Mike,
Thank you for the book recommendations. I will check them out. I am eager to read their explanations of these Bible difficulties. I will report back after I’ve looked
them over.
You scoff at this idea. Maybe you do so because you don't understand the message of Christianity. Or maybe you just consider it foolishness. . . . I will here explain it to you.
Perhaps you didn’t mean it so, but you came across as very condescending. Were you ever one of Jehovah’s Witnesses? I have been taught this ransom sacrifice idea since age 6, complete with illustrations of Adam on one side of a scale and Jesus on the other.
I commented as I did because it seems to me that the whole idea of sacrifice demeans God. We humans are encouraged to forgive our debtors; God requires that the debt owed him be paid before he can forgive. If you reason that God paid the debt himself, you reduce God to an anal-retentive accountant, transferring balances from one account to another, while his son suffers in the process.
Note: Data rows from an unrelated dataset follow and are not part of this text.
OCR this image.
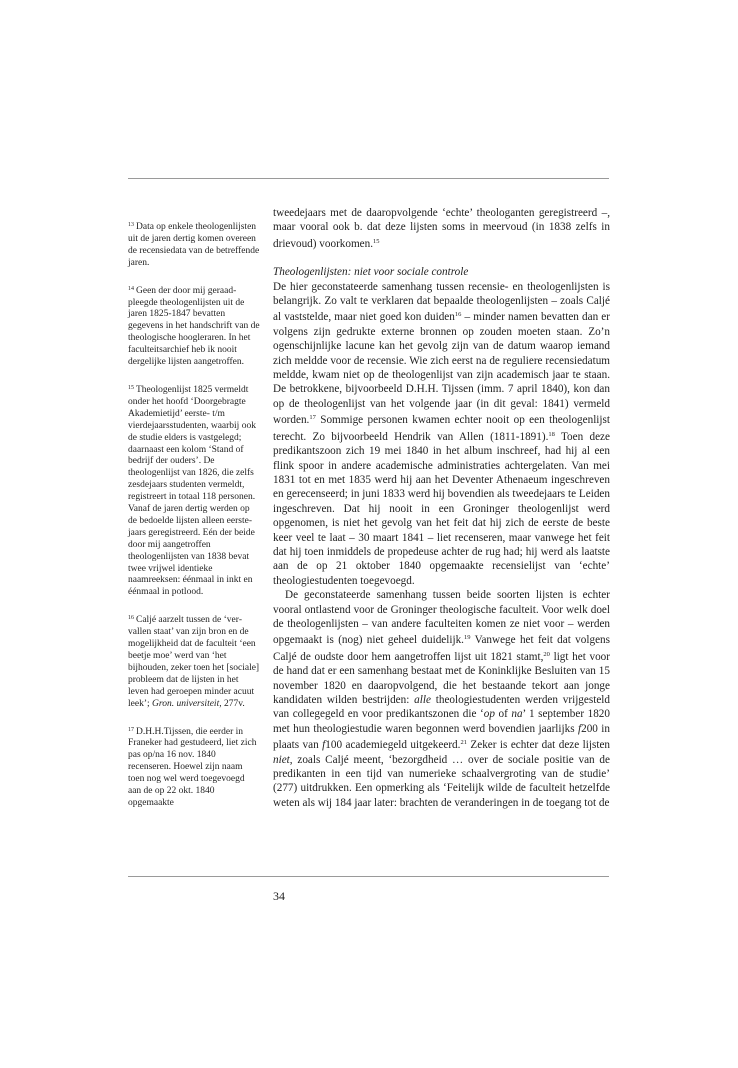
$^{13}$ Data op enkele theologenlijsten uit de jaren dertig komen overeen de recensiedata van de betreffende jaren.
$^{14}$ Geen der door mij geraadpleegde theologenlijsten uit de jaren 1825-1847 bevatten gegevens in het handschrift van de theologische hoogleraren. In het faculteitsarchief heb ik nooit dergelijke lijsten aangetroffen.
$^{15}$ Theologenlijst 1825 vermeldt onder het hoofd ‘Doorgebragte Akademietijd’ eerste- t/m vierdejaarsstudenten, waarbij ook de studie elders is vastgelegd; daarnaast een kolom ‘Stand of bedrijf der ouders’. De theologenlijst van 1826, die zelfs zesdejaars studenten vermeldt, registreert in totaal 118 personen. Vanaf de jaren dertig werden op de bedoelde lijsten alleen eerstejaars geregistreerd. Eén der beide door mij aangetroffen theologenlijsten van 1838 bevat twee vrijwel identieke naamreeksen: éénmaal in inkt en éénmaal in potlood.
$^{16}$ Caljé aarzelt tussen de ‘vervallen staat’ van zijn bron en de mogelijkheid dat de faculteit ‘een beetje moe’ werd van ‘het bijhouden, zeker toen het [sociale] probleem dat de lijsten in het leven had geroepen minder acuut leek’; Gron. universiteit, 277v.
$^{17}$ D.H.H.Tijssen, die eerder in Franeker had gestudeerd, liet zich pas op/na 16 nov. 1840 recenseren. Hoewel zijn naam toen nog wel werd toegevoegd aan de op 22 okt. 1840 opgemaakte

tweedejaars met de daaropvolgende ‘echte’ theologanten geregistreerd –, maar vooral ook b. dat deze lijsten soms in meervoud (in 1838 zelfs in drievoud) voorkomen.$^{15}$

Theologenlijsten: niet voor sociale controle

De hier geconstateerde samenhang tussen recensie- en theologenlijsten is belangrijk. Zo valt te verklaren dat bepaalde theologenlijsten – zoals Caljé al vaststelde, maar niet goed kon duiden$^{16}$ – minder namen bevatten dan er volgens zijn gedrukte externe bronnen op zouden moeten staan. Zo’n ogenschijnlijke lacune kan het gevolg zijn van de datum waarop iemand zich meldde voor de recensie. Wie zich eerst na de reguliere recensiedatum meldde, kwam niet op de theologenlijst van zijn academisch jaar te staan. De betrokkene, bijvoorbeeld D.H.H. Tijssen (imm. 7 april 1840), kon dan op de theologenlijst van het volgende jaar (in dit geval: 1841) vermeld worden.$^{17}$ Sommige personen kwamen echter nooit op een theologenlijst terecht. Zo bijvoorbeeld Hendrik van Allen (1811-1891).$^{18}$ Toen deze predikantszoon zich 19 mei 1840 in het album inschreef, had hij al een flink spoor in andere academische administraties achtergelaten. Van mei 1831 tot en met 1835 werd hij aan het Deventer Athenaeum ingeschreven en gerecenseerd; in juni 1833 werd hij bovendien als tweedejaars te Leiden ingeschreven. Dat hij nooit in een Groninger theologenlijst werd opgenomen, is niet het gevolg van het feit dat hij zich de eerste de beste keer veel te laat – 30 maart 1841 – liet recenseren, maar vanwege het feit dat hij toen inmiddels de propedeuse achter de rug had; hij werd als laatste aan de op 21 oktober 1840 opgemaakte recensielijst van ‘echte’ theologiestudenten toegevoegd.

De geconstateerde samenhang tussen beide soorten lijsten is echter vooral ontlastend voor de Groninger theologische faculteit. Voor welk doel de theologenlijsten – van andere faculteiten komen ze niet voor – werden opgemaakt is (nog) niet geheel duidelijk.$^{19}$ Vanwege het feit dat volgens Caljé de oudste door hem aangetroffen lijst uit 1821 stamt,$^{20}$ ligt het voor de hand dat er een samenhang bestaat met de Koninklijke Besluiten van 15 november 1820 en daaropvolgend, die het bestaande tekort aan jonge kandidaten wilden bestrijden: alle theologiestudenten werden vrijgesteld van collegegeld en voor predikantszonen die ‘op of na’ 1 september 1820 met hun theologiestudie waren begonnen werd bovendien jaarlijks f200 in plaats van f100 academiegeld uitgekeerd.$^{21}$ Zeker is echter dat deze lijsten niet, zoals Caljé meent, ‘bezorgdheid … over de sociale positie van de predikanten in een tijd van numerieke schaalvergroting van de studie’ (277) uitdrukken. Een opmerking als ‘Feitelijk wilde de faculteit hetzelfde weten als wij 184 jaar later: brachten de veranderingen in de toegang tot de

34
Why didn’t he just straighten out the whole matter with Adam and Eve? Then the price was only two human lives. Was any human being ever capable of satisfying God’s extremely high standards, or have humans always been sinful?
God is often compared to a loving father. Any human father today who would have his son nailed to a stake or cross for whatever reason would be considered a child abuser. If you believe that this son was a part of God himself, then it is as though God temporarily cut off his own right arm to satisfy his own requirements. In any other context besides a Christian one, the whole idea of a ransom would be considered insane. Yet, it has been held up as demonstrating God’s perfect justice, his great mercy, and his amazing love.
Please understand that I am only expressing my honest opinion, something I often had to squelch as a JW. So many things in the Bible made no sense to me, and many stories seemed so unfair—God’s preferring Abel’s sacrifice to Cain’s, Rachel’s helping to deceive Isaac, Abraham’s treatment of Hagar. I know that what I say may seem blasphemous to some. I always trust that if there is a heavenly father, he will understand my need to question.
Meanwhile, I couldn’t help noticing your post about numerology. I thought you might be interested in the snippet below from an issue of Junior Skeptic. The complete article can be found at:
http://www.skeptic.com/jr9-07.html
The complete article also mentions pyramidology, Jehovah's Witnesses, and pi.
Ginny
The Number Game
The custom of manipulating numbers to discover hidden meanings is called Numerology. It is so easy to come up with startling coincidences that "hidden" numerical relationships should not be used to prove the existence of helpful space aliens or unknown advanced civilizations. Finding these relationships is really a game of "Pick and Choose."
Mathematician Martin Gardner demonstrated how easy it is to find a pattern within a bunch of unrelated numbers. He analyzed the Washington Monument to see if he could "discover" the property of fiveness to it:
Its height is 555 feet and five inches. The base is 55 feet square, and the windows are set at 500 feet from the base. If the base is multiplied by sixty (or five times the number of months in a year) it gives 3,300, which is the exact weight of the capstone in pounds. Also, the word 'Washington' has exactly ten letters (two times five). And if the weight of the capstone is multiplied by the base, the result is 181,500--a fairly close approximation of the speed of light in miles per second.
He then joked "it should take an average mathematician about 55 minutes to discover the above 'truths.'"
You can find amazing "coincidences" by measuring your own home. On my first try I discovered that the length of my house times 10,000 is the same as the distance to the sun divided by the number of days in a year! I started out by dividing the distance to the sun by the days in a year just because it sounded like an impressive (but actually meaningless) astronomical fact. I instantly saw that it more or less matched the length of one side of my house, give or take a few zeros. So, I added the (times 10,000" to get a match!